My Nate-model instead says things like:

  • Current transparency work mostly isn't trying to gain deep mastery of how GPT-3 etc. do their reasoning; and to the extent it's trying, it isn't making meaningful progress.

    ('Deep mastery of how this system does its reasoning' is the sort of thing that would let us roughly understand what thoughts a chimpanzee is internally thinking at a given time, verify that it's pursuing the right kinds of goals and thinking about all (and only) the right kinds of topics, etc.)
     
  • A lot of other alignment research isn't even trying to understand chimpanzee brains, or future human brains, or generalizations that might hold for both chimps and humans; it's just assuming there's no important future chimp-to-human transition it has to worry about.
     
  • Once we build the equivalent of 'humans', we won't have much time to align them before the tech proliferates and someone accidentally destroys the world. So even if the 'understand human cognition' problem turns out to be easier than the 'understand chimpanzee cognition' problem in a vacuum, the fact that it's a new problem and we have a lot less time to solve it makes it a lot harder in practice.

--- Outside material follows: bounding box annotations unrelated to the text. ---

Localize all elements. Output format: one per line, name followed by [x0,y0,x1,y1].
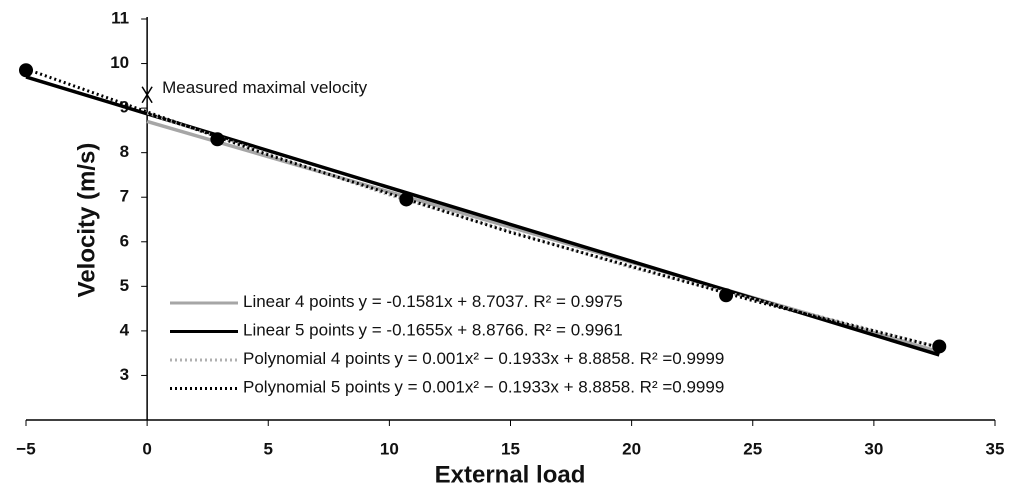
x-tick-label: 30 [864,439,883,458]
y-tick-label: 7 [120,187,129,206]
y-tick-label: 5 [120,276,129,295]
y-tick-label: 3 [120,365,129,384]
y-axis-title: Velocity (m/s) [73,143,100,298]
data-point [932,339,947,354]
data-point [19,63,33,78]
data-point [399,192,414,207]
legend-equation: y = 0.001x² − 0.1933x + 8.8858. R² =0.99… [394,378,724,397]
x-tick-label: 25 [743,439,762,458]
legend-name: Polynomial 4 points [243,349,390,368]
x-tick-label: 20 [622,439,641,458]
legend-entry: Polynomial 5 points y = 0.001x² − 0.1933x… [243,378,724,397]
x-tick-label: 35 [986,439,1005,458]
y-tick-label: 10 [110,53,129,72]
x-tick-label: 10 [380,439,399,458]
x-tick-label: 15 [501,439,520,458]
y-tick-label: 8 [120,142,129,161]
data-point [719,288,734,303]
x-tick-label: 0 [142,439,151,458]
x-axis-title: External load [435,461,586,488]
annotation-marker [141,86,153,104]
legend-entry: Polynomial 4 points y = 0.001x² − 0.1933x… [243,349,724,368]
legend-equation: y = -0.1655x + 8.8766. R² = 0.9961 [359,321,623,340]
legend-name: Linear 5 points [243,321,355,340]
annotation-text: Measured maximal velocity [162,78,368,97]
legend-equation: y = -0.1581x + 8.7037. R² = 0.9975 [359,292,623,311]
legend-name: Linear 4 points [243,292,355,311]
legend-entry: Linear 5 points y = -0.1655x + 8.8766. R²… [243,321,623,340]
trend-line [25,67,940,349]
data-point [210,132,225,147]
y-tick-label: 4 [120,320,130,339]
x-tick-label: −5 [16,439,35,458]
legend-equation: y = 0.001x² − 0.1933x + 8.8858. R² =0.99… [394,349,724,368]
x-tick-label: 5 [264,439,273,458]
legend-name: Polynomial 5 points [243,378,390,397]
y-tick-label: 11 [111,8,129,27]
y-tick-label: 6 [120,231,129,250]
legend-entry: Linear 4 points y = -0.1581x + 8.7037. R²… [243,292,623,311]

This is a nice writeup and summary.

I personally think that this is yet more evidence that formal control is a path which is more promising than others. If you can formally prove that your code, when properly executed, has certain properties then that gives you some hope that those properties will be durable during and after a hard left turn.

Things like, if you had a magic wand, formally proving that any AI designed by a formally controlled AI will also be formally controlled. That way even if it whooshes and completely redesigns itself there is still some hope.

I would love to see the amount of resources going into formal methods be multiplied by 10x or 100x, I think if we built a really solid field, where all of modern mathematics and computer science is formalised and people write formally verified code by default because it's safer and there are good libraries to do that, then in that environment the control problem becomes easier, if still extremely hard.